5. The method as defined in claim 1, wherein increasing the total bolus escape time is achieved by reducing the rate of volume of injection into the patient.

6. The method as defined in claim 1, wherein the total bolus escape time is adapted by adjusting the shape of the bolus.

7. The method as defined in claim 1, wherein decreasing the total bolus escape time is in order to enable access to a portion of a tumor that is inaccessible by the injection device, necessitating the travel of the magneto-aerotactic-responsive bacteria from the injection point to the portion of the tumor.

8. The method as defined in claim 1, wherein the total bolus escape time is adapted by influencing a shape of the bolus through a selection of an appropriate injector.

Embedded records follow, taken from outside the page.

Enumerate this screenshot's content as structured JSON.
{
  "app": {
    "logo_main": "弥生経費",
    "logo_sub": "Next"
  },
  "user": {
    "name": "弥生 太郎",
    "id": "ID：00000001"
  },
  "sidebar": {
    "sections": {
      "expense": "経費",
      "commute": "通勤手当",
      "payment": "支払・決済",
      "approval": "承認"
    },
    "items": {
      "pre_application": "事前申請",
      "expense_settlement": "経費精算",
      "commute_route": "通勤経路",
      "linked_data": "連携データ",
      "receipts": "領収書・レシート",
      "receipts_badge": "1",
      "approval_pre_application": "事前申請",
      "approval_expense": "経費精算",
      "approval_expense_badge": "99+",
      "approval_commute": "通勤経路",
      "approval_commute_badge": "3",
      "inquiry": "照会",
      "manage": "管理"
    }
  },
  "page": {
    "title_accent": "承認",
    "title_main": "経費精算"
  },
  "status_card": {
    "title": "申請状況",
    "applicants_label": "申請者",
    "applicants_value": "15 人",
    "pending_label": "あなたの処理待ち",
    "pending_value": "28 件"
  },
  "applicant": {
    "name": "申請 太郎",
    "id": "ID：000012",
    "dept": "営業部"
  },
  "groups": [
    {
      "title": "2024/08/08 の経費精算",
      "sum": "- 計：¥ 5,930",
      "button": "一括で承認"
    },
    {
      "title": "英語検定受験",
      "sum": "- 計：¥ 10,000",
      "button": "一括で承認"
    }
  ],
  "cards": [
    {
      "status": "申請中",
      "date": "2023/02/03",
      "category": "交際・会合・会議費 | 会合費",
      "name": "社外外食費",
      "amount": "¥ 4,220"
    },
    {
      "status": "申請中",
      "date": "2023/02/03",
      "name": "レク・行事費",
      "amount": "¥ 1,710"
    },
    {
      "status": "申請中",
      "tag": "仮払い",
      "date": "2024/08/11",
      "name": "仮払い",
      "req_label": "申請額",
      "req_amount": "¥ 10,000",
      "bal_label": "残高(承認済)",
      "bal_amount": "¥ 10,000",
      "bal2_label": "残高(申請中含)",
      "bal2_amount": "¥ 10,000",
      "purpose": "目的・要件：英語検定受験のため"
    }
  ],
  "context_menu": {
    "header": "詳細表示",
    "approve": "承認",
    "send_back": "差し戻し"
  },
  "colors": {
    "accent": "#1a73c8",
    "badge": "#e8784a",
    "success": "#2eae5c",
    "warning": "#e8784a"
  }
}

9. The method as defined in claim 1, wherein the total bolus escape time is decreased by increasing the surface to volume ratio of the injected bolus.

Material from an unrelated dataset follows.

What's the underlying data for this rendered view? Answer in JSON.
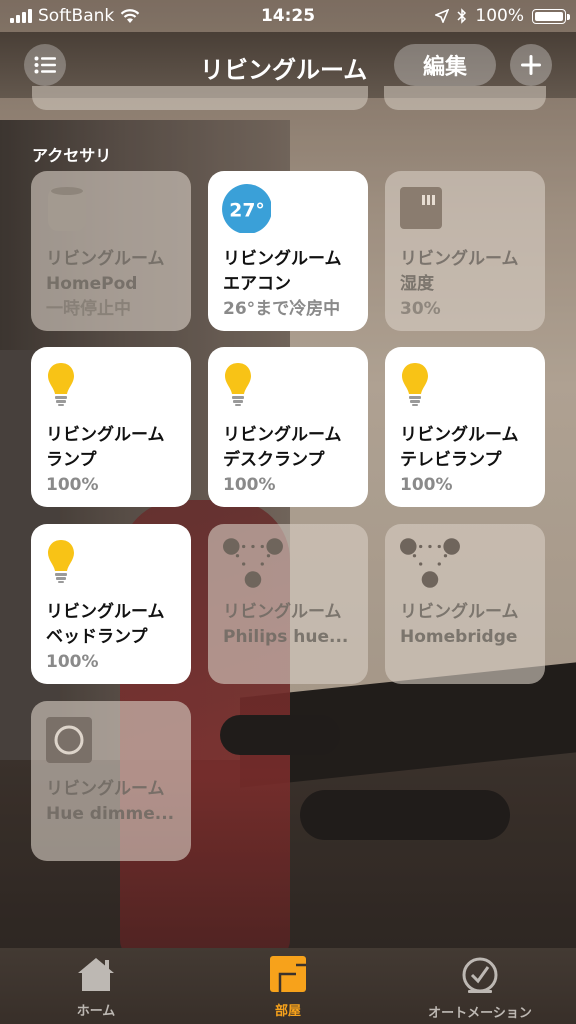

10. The method as defined in claim 1, wherein an increase in total bolus escape time is favoured when targeting of hypoxic zones closer to the injection site is sought.

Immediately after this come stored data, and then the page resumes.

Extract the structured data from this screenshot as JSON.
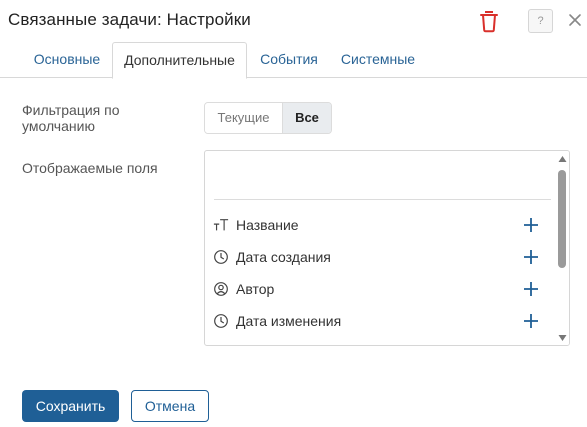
{
  "dialog": {
    "title": "Связанные задачи: Настройки",
    "help_label": "?"
  },
  "tabs": [
    {
      "label": "Основные",
      "active": false
    },
    {
      "label": "Дополнительные",
      "active": true
    },
    {
      "label": "События",
      "active": false
    },
    {
      "label": "Системные",
      "active": false
    }
  ],
  "filter": {
    "label": "Фильтрация по умолчанию",
    "options": [
      {
        "label": "Текущие",
        "selected": false
      },
      {
        "label": "Все",
        "selected": true
      }
    ]
  },
  "fields": {
    "label": "Отображаемые поля",
    "items": [
      {
        "label": "Название",
        "icon": "text-type-icon"
      },
      {
        "label": "Дата создания",
        "icon": "clock-icon"
      },
      {
        "label": "Автор",
        "icon": "user-icon"
      },
      {
        "label": "Дата изменения",
        "icon": "clock-icon"
      }
    ]
  },
  "actions": {
    "save_label": "Сохранить",
    "cancel_label": "Отмена"
  },
  "colors": {
    "primary": "#1f5f96",
    "link": "#2a6496",
    "danger": "#d9302b"
  }
}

11. A method of influencing a total bolus escape time of a solution of magneto-aerotactic-responsive bacteria attached to at least one of a treatment agent, an imaging agent and a diagnostic agent for injection into a patient, wherein the magneto-aerotactic-responsive bacteria is adapted to self-locomote while subject to a magnetic field, the magneto-aerotactic-responsive bacteria depositing the at least one of a treatment agent, an imaging agent and a diagnostic agent at a target zone with hypoxic zones in a patient, comprising:

at least one of increasing the surface-volume ratio of the bolus, decreasing the concentration of the magneto-aerotactic-responsive bacteria in the solution, decreasing the viscosity of the solution, and increasing the surface of the bolus exposed to the north of the magnetic field for north-seeking magneto-aerotactic-responsive bacteria and to the south of the magnetic field for south-seeking magneto-aerotactic-responsive bacteria, that is to decrease the total bolus escape time of the magneto-aerotactic-responsive bacteria; or

at least one of decreasing the surface-volume ratio of the bolus, increasing the concentration of the magneto-aerotactic-responsive bacteria in the solution, increasing the viscosity of the solution, and decreasing the surface of the bolus exposed to the north of the magnetic field for north-seeking magneto-aerotactic-responsive bacteria and to the south of the magnetic field for south-seeking magneto-aerotactic-responsive bacteria, that is to increase the total bolus escape time of the magneto-aerotactic-responsive bacteria,

whereby a lower total bolus escape time of the magneto-aerotactic responsive bacteria is for targeting one or more of the hypoxic zones of the target zone in said patient that are further from said injection site.

12. The method as defined in claim 11, whereby targeting of the one or more of the hypoxic zones in a tumor further from said injection site is considered when the injection device cannot access a region next to said hypoxic zones, requiring a greater travel of the magneto-aerotactic-responsive bacteria from the injection site to the hypoxic zones, the method comprising at least one of increasing the surface-volume ratio of the bolus, decreasing the concentration of the magneto-aerotactic-responsive bacteria in the bolus, decreasing the viscosity of the bolus, and increasing the surface of the bolus exposed to the north of the magnetic field for north-seeking magneto-aerotactic-responsive bacteria and to the south of the magnetic field for south-seeking magneto-aerotactic-responsive bacteria to decrease the total bolus escape time of the magneto-aerotactic-responsive bacteria.

13. The method as defined in claim 11, comprising at least one of increasing the surface-volume ratio of the bolus by dividing the bolus into smaller boluses.

14. The method as defined in claim 11, wherein the magneto-aerotactic responsive bacteria are attached to a treatment agent.

15. The method as defined in claim 11, wherein the bolus is prepared by further considering the velocity distribution of the magneto-aerotactic responsive bacteria in the bolus.